Rachid Abdelhamid, producteur de films et de musique, architecte de formation, a fait partie de ceux qui y ont cru. Rentré à Gaza en 1997, il a dessiné et géré un des hôtels les plus prestigieux du territoire, le Deira, posé en bord de mer.


« Quand je suis arrivé, il existait quelques hôtels et quelques restaurants. Mais il y avait cette idée de faire de Gaza un endroit incroyable et donc plein de projets, de l’Autorité palestinienne et privés, se souvient-il aujourd’hui. Donc des hôtels, des resorts avec des chalets sur la plage. Ce n’était pas Dubaï, mais c’était dynamique. Le Deira a ouvert en 2000. Pendant un an, nous avons eu beaucoup de touristes, des Palestiniens de 1948 [citoyens d’Israël – ndlr], qui venaient passer la nuit. »

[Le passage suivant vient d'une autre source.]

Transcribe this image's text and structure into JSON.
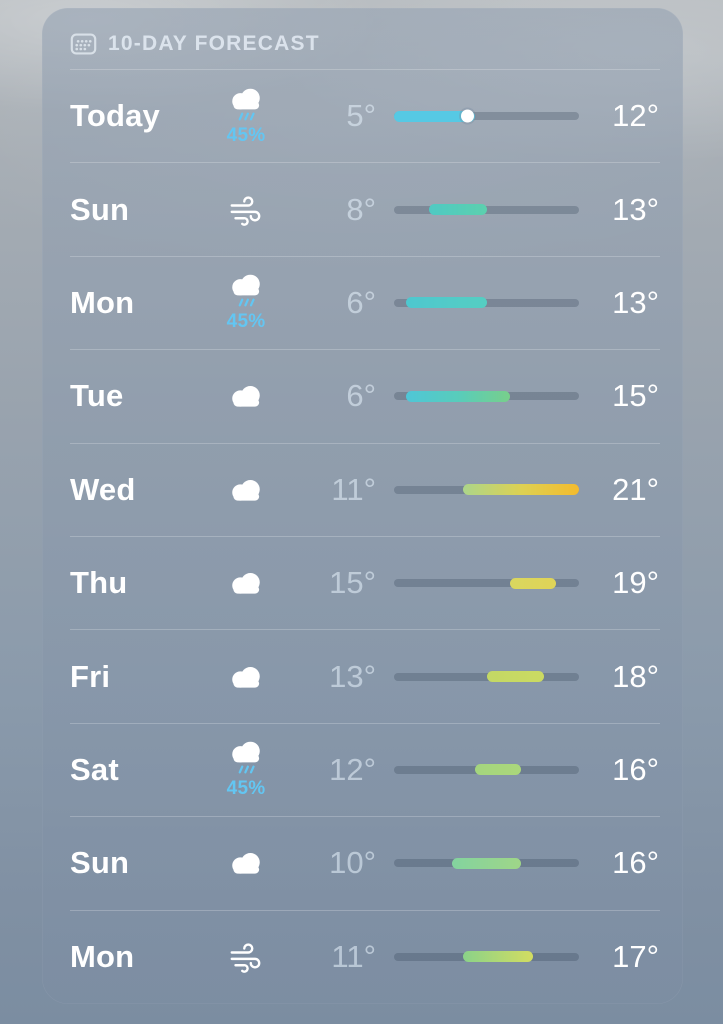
{
  "header": {
    "title": "10-DAY FORECAST",
    "icon": "calendar-icon"
  },
  "temperature_scale": {
    "min_deg": 5,
    "max_deg": 21
  },
  "colors": {
    "precip_text": "#63c6f2",
    "track": "rgba(38,54,76,0.25)",
    "today_fill": "#56C9E4",
    "accent_amber": "#F6B42C"
  },
  "rows": [
    {
      "day": "Today",
      "icon": "rain-cloud",
      "precip": "45%",
      "low": "5°",
      "high": "12°",
      "low_val": 5,
      "high_val": 12,
      "bar": {
        "start_pct": 0,
        "end_pct": 43.75,
        "colors": [
          "#56C9E4",
          "#56C9E4"
        ],
        "dot_pct": 41
      }
    },
    {
      "day": "Sun",
      "icon": "wind",
      "precip": null,
      "low": "8°",
      "high": "13°",
      "low_val": 8,
      "high_val": 13,
      "bar": {
        "start_pct": 18.75,
        "end_pct": 50,
        "colors": [
          "#4FC9C3",
          "#5CD0AE"
        ],
        "dot_pct": null
      }
    },
    {
      "day": "Mon",
      "icon": "rain-cloud",
      "precip": "45%",
      "low": "6°",
      "high": "13°",
      "low_val": 6,
      "high_val": 13,
      "bar": {
        "start_pct": 6.25,
        "end_pct": 50,
        "colors": [
          "#4EC7CF",
          "#55CEC2"
        ],
        "dot_pct": null
      }
    },
    {
      "day": "Tue",
      "icon": "cloud",
      "precip": null,
      "low": "6°",
      "high": "15°",
      "low_val": 6,
      "high_val": 15,
      "bar": {
        "start_pct": 6.25,
        "end_pct": 62.5,
        "colors": [
          "#4FC6D7",
          "#58CCBB",
          "#78CF8B"
        ],
        "dot_pct": null
      }
    },
    {
      "day": "Wed",
      "icon": "cloud",
      "precip": null,
      "low": "11°",
      "high": "21°",
      "low_val": 11,
      "high_val": 21,
      "bar": {
        "start_pct": 37.5,
        "end_pct": 100,
        "colors": [
          "#ACD58A",
          "#DDD153",
          "#F4BB2E"
        ],
        "dot_pct": null
      }
    },
    {
      "day": "Thu",
      "icon": "cloud",
      "precip": null,
      "low": "15°",
      "high": "19°",
      "low_val": 15,
      "high_val": 19,
      "bar": {
        "start_pct": 62.5,
        "end_pct": 87.5,
        "colors": [
          "#D9D65F",
          "#E0D457"
        ],
        "dot_pct": null
      }
    },
    {
      "day": "Fri",
      "icon": "cloud",
      "precip": null,
      "low": "13°",
      "high": "18°",
      "low_val": 13,
      "high_val": 18,
      "bar": {
        "start_pct": 50,
        "end_pct": 81.25,
        "colors": [
          "#C3D865",
          "#CBDA62"
        ],
        "dot_pct": null
      }
    },
    {
      "day": "Sat",
      "icon": "rain-cloud",
      "precip": "45%",
      "low": "12°",
      "high": "16°",
      "low_val": 12,
      "high_val": 16,
      "bar": {
        "start_pct": 43.75,
        "end_pct": 68.75,
        "colors": [
          "#A4D57E",
          "#ABD77B"
        ],
        "dot_pct": null
      }
    },
    {
      "day": "Sun",
      "icon": "cloud",
      "precip": null,
      "low": "10°",
      "high": "16°",
      "low_val": 10,
      "high_val": 16,
      "bar": {
        "start_pct": 31.25,
        "end_pct": 68.75,
        "colors": [
          "#83D39F",
          "#9FD688"
        ],
        "dot_pct": null
      }
    },
    {
      "day": "Mon",
      "icon": "wind",
      "precip": null,
      "low": "11°",
      "high": "17°",
      "low_val": 11,
      "high_val": 17,
      "bar": {
        "start_pct": 37.5,
        "end_pct": 75,
        "colors": [
          "#8AD289",
          "#D3DD61"
        ],
        "dot_pct": null
      }
    }
  ]
}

L’idée du « Singapour » a été adoptée par l’Israélien Shimon Pérès, partenaire de Yasser Arafat dans les accords d’Oslo. Elle était même étrillée par la droite israélienne, surtout après le retrait unilatéral des colonies juives de Gaza mis en œuvre par Ariel Sharon en 2005.


« Elle était présentée comme une vision de la gauche sioniste naïve, pas assez préoccupée de la sécurité du pays, reprend Nitzan Perelman. Après la prise de contrôle de la bande de Gaza par le Hamas en 2007, ça a été utilisé pour montrer que toute concession de territoire n’est pas seulement inutile, mais aussi dangereuse pour Israël. C’était même devenu une sorte de moquerie : “Regardez ces gauchistes qui pensaient que si on détruit les colonies à Gaza, Gaza va devenir le Singapour du Moyen-Orient.” »

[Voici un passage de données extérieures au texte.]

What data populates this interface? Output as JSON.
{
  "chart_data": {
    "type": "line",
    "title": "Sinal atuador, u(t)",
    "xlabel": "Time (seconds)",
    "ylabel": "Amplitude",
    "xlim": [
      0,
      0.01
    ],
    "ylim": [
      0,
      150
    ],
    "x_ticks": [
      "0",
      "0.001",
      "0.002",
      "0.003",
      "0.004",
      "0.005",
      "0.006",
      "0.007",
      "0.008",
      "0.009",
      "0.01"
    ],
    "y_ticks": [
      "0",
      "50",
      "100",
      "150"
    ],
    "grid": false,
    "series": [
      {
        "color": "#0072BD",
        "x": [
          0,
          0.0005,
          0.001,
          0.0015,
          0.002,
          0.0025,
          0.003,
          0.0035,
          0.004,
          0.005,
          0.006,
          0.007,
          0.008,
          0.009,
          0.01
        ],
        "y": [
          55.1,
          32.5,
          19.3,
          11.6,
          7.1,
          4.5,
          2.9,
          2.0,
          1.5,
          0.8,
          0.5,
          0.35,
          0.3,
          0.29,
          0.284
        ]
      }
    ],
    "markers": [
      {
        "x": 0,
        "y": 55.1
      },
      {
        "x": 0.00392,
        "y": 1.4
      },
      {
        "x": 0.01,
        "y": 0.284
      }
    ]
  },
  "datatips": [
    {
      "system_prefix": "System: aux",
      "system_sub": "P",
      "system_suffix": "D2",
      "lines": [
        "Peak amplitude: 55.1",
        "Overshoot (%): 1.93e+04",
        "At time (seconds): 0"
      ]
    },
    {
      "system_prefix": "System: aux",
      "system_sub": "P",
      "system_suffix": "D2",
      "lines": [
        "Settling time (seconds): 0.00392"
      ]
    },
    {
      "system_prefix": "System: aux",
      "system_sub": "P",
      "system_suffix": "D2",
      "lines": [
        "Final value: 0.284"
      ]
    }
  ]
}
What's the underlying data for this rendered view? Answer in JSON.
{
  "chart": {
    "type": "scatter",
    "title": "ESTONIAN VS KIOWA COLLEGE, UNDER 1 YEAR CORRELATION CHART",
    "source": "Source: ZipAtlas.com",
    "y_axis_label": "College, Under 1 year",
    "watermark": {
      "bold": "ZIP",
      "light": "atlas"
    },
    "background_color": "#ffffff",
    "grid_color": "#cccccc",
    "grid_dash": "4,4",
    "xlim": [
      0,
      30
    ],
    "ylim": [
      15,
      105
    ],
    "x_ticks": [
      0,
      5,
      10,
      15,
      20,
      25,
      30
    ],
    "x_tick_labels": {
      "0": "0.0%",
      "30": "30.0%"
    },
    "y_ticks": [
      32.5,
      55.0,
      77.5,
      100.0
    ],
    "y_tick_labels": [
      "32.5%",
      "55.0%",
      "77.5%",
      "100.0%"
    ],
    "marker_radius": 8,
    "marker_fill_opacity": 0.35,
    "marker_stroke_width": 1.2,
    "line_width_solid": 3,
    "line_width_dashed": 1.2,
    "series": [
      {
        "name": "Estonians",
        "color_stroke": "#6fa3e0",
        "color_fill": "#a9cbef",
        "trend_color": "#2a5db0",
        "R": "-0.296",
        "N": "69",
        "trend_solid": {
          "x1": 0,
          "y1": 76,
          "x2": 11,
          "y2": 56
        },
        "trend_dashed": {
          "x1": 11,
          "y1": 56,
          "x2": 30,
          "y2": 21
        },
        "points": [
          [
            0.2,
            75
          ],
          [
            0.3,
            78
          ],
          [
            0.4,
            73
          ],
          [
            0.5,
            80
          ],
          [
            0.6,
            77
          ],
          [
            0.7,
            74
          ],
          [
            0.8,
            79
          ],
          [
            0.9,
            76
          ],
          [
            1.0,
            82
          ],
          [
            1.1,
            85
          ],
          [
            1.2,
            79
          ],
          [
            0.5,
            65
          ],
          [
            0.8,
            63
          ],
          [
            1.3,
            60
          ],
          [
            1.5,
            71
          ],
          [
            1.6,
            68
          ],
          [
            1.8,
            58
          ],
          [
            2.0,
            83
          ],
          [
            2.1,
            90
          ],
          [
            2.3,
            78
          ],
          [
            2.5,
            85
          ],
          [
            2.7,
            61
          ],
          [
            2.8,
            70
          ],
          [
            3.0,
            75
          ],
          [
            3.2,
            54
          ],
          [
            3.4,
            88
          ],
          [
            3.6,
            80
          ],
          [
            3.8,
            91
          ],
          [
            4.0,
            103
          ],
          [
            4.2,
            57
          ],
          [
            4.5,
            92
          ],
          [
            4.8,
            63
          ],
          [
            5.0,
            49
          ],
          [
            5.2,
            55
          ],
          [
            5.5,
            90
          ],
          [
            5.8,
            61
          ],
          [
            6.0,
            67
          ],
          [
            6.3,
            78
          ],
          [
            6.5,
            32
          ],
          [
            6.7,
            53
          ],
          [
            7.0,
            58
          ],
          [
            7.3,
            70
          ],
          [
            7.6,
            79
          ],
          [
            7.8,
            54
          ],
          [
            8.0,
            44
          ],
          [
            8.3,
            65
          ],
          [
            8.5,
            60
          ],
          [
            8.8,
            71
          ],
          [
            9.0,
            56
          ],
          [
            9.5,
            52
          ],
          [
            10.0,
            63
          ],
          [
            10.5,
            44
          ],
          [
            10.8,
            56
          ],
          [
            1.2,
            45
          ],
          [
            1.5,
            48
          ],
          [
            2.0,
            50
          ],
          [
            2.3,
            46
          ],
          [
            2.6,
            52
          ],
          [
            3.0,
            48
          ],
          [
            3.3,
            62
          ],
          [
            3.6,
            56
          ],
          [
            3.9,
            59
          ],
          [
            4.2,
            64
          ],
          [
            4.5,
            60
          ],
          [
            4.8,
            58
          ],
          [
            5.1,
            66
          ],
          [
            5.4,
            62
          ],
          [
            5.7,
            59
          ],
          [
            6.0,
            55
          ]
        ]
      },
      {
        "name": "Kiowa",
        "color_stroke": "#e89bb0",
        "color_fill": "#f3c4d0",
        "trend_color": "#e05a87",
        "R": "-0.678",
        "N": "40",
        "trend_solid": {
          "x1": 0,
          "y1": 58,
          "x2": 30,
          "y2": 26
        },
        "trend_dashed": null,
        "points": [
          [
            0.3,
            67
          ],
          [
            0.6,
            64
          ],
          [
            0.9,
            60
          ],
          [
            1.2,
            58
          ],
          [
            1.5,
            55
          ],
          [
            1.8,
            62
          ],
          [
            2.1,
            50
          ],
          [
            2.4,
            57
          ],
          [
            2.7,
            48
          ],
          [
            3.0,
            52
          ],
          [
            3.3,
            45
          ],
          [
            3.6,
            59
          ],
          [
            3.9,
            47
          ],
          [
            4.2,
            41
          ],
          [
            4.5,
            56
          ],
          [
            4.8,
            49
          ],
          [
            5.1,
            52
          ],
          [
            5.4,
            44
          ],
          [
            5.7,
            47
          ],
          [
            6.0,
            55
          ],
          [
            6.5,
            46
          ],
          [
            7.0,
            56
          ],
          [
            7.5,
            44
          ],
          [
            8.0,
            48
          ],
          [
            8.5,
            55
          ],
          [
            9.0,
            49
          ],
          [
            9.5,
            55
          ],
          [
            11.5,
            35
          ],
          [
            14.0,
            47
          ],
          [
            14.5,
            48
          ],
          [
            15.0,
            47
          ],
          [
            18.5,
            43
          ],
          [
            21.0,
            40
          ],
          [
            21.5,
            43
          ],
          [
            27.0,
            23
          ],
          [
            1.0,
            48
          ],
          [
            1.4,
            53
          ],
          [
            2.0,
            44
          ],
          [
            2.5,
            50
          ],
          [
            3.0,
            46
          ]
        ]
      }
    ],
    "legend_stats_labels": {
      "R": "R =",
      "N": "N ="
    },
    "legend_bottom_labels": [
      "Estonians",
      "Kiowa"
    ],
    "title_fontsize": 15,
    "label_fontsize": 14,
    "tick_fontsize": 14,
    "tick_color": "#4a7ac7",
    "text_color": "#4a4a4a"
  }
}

« Cette utopie n’avait aucune chance de réussir, de toute façon, puisque Israël a toujours contrôlé tous les espaces, terrestre, maritime, aérien », assure Abaher El-Sakka.
Morte comme les accords d’Oslo et le processus de paix, elle a pourtant été ressuscitée. Sous la forme d’un monstre hybride, sorti de la bouche d’un magnat de l’immobilier devenu président.